The original fix causes a lot of issues described here: http://cfsimplicity.com/4/coldfusion-security-hotfix-changes-session-behaviour This fix (and a lot of other similar fixes on the web) work by modifying the cfcookie code above.

It's a year later and what I would like to know if what are people currently doing for CFID/CFToken management when running CF9.02 (ie, with the session fixation fixes applied.)

Answer 1

Um, not using CFID/CFToken. I have not used those client variables for years and instead use ColdFusion session management. It is just too risky to trust those from the client (in my opinion).
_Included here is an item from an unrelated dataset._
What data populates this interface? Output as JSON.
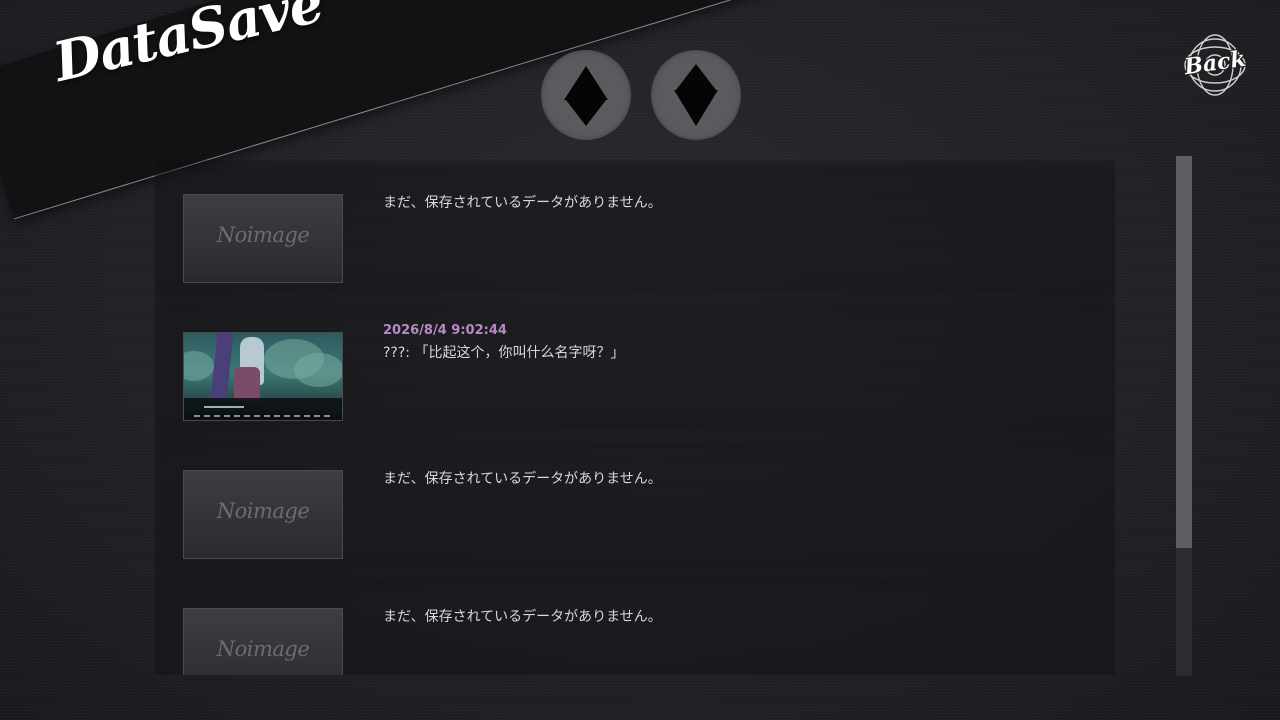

The Adobe docs actually have a pretty good write up about managing client state: Managing the client state

What is your case for still needing to use CFID/CFToken?

An excerpt from that Adobe article:

A hacker who has the user’s CFToken and CFID cookies could gain access to user data by accessing a web page during the user’s session using the stolen CFToken and CFID cookies. While this scenario is unlikely, it is theoretically possible.

You can remove this vulnerability by selecting the Use J2EE Session Variables option on the ColdFusion Administrator Memory Variables page. The J2EE session management mechanism creates a new session identifier for each session, and does not use either the CFToken or the CFID cookie value.